Cooking around the campfire doesn’t have to mean eating cans of baked beans and charbroiled hot dogs. Imagine dining on dishes like Thai cabbage salad, maple mustard pork chops, or goat cheese quesadillas around the fire.
I spoke to food writer and avid camper Robin Donovan, author of over 20 cookbooks including "Campfire Cuisine," which recently came out with in its second edition, about why cooking good quality food in the outdoors is easier than it sounds.
“Campfire Cuisine” was your first cookbook when it originally came out in 2006. How did you get into this kind of cooking?

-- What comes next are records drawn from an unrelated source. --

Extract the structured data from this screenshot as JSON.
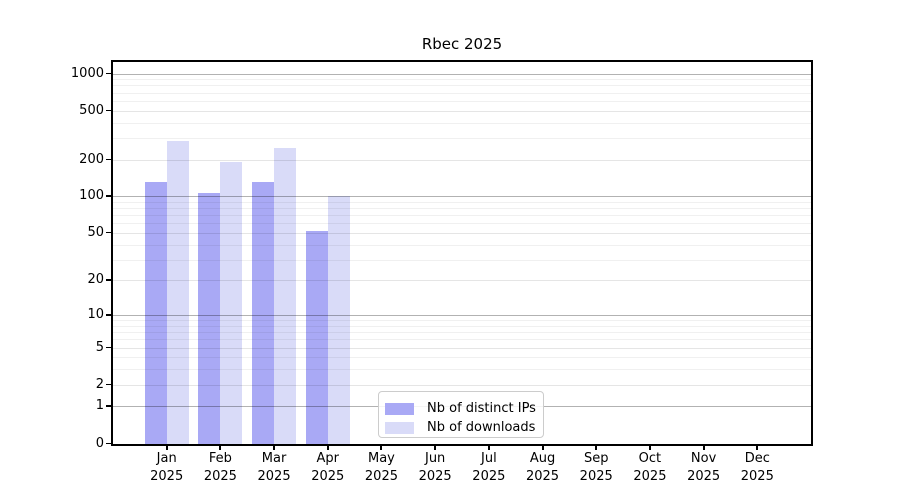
{
  "chart_data": {
    "type": "bar",
    "title": "Rbec 2025",
    "month_labels": [
      "Jan",
      "Feb",
      "Mar",
      "Apr",
      "May",
      "Jun",
      "Jul",
      "Aug",
      "Sep",
      "Oct",
      "Nov",
      "Dec"
    ],
    "year_label": "2025",
    "categories": [
      "Jan 2025",
      "Feb 2025",
      "Mar 2025",
      "Apr 2025",
      "May 2025",
      "Jun 2025",
      "Jul 2025",
      "Aug 2025",
      "Sep 2025",
      "Oct 2025",
      "Nov 2025",
      "Dec 2025"
    ],
    "series": [
      {
        "name": "Nb of distinct IPs",
        "color": "#a9a9f5",
        "values": [
          130,
          107,
          130,
          52,
          0,
          0,
          0,
          0,
          0,
          0,
          0,
          0
        ]
      },
      {
        "name": "Nb of downloads",
        "color": "#d9dbf8",
        "values": [
          285,
          190,
          250,
          100,
          0,
          0,
          0,
          0,
          0,
          0,
          0,
          0
        ]
      }
    ],
    "y_scale": "log10(value+1)",
    "y_ticks": [
      0,
      1,
      2,
      5,
      10,
      20,
      50,
      100,
      200,
      500,
      1000
    ],
    "y_decade_ticks": [
      1,
      10,
      100,
      1000
    ],
    "y_minor_ticks": [
      3,
      4,
      6,
      7,
      8,
      9,
      30,
      40,
      60,
      70,
      80,
      90,
      300,
      400,
      600,
      700,
      800,
      900
    ],
    "ylim": [
      0,
      1275
    ],
    "grid": "horizontal",
    "legend_position": "inside-bottom-left-of-center"
  },
  "colors": {
    "background": "#ffffff",
    "axis": "#000000",
    "grid_decade": "rgba(0,0,0,0.30)",
    "grid_mid": "rgba(0,0,0,0.10)",
    "grid_minor": "rgba(0,0,0,0.06)"
  }
}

Robin Donovan: I’d been doing a lot of camping for the 10 years prior to that. I had noticed that my friends and I would cook delicious food while we were camping and that was always a highlight of the trip for me. But I noticed people around us in campgrounds were eating things like hot dogs... It sort of started as a joke, like "I should write a cookbook about camp recipes.’"But then it evolved into a real project. Food just tastes better when you’re outside and if you go to the effort of making a nice meal with good ingredients while camping, you’ll appreciate it that much more.
What are the biggest challenges of cooking alfresco?
I like the challenge of cooking when I don’t have all my fancy equipment and my big refrigerator with all the ingredients. Obviously, the weather and the outdoors can be a challenge—rain, wind, bugs. If you want to cook using fresh ingredients, it can be tricky to keep things from spoiling—you’ve got to be smart with meal planning and how you pack your cooler. And you wouldn’t want to cook anything camping that requires a super precise heat source.
That all sounds kind of tough.
It doesn’t have to be hard. In the book, I tried to keep each recipe down to about five or six ingredients or less and most can be prepared start to finish in 15 or 20 minutes. The biggest thing you can do to make it easier is to plan ahead: Before you go, make a meal plan, get what you need at the store, and organize it in such a way that when it’s time to cook, you’re ready to go. I measure a lot of stuff ahead of time and put it in marked plastic, sealed bags. For example, with pancakes, you can pre-mix the ingredients and then all you have to do is add an egg and milk.
What are some of your favorite recipes from the book to cook while camping?
It’s tough to choose but I love the bourbon-glazed chicken, which is marinated with bourbon, brown sugar, and soy sauce. You can marinate it ahead of time and then just throw it on the grill. Or for dessert, there’s the s’moredilla, which is like a quesadilla made with marshmallows and chocolate. And for breakfast, nothing beats the pan-fried bread with crumbled blue cheese, sliced pears, and maple syrup. It’s so delicious and so easy to make.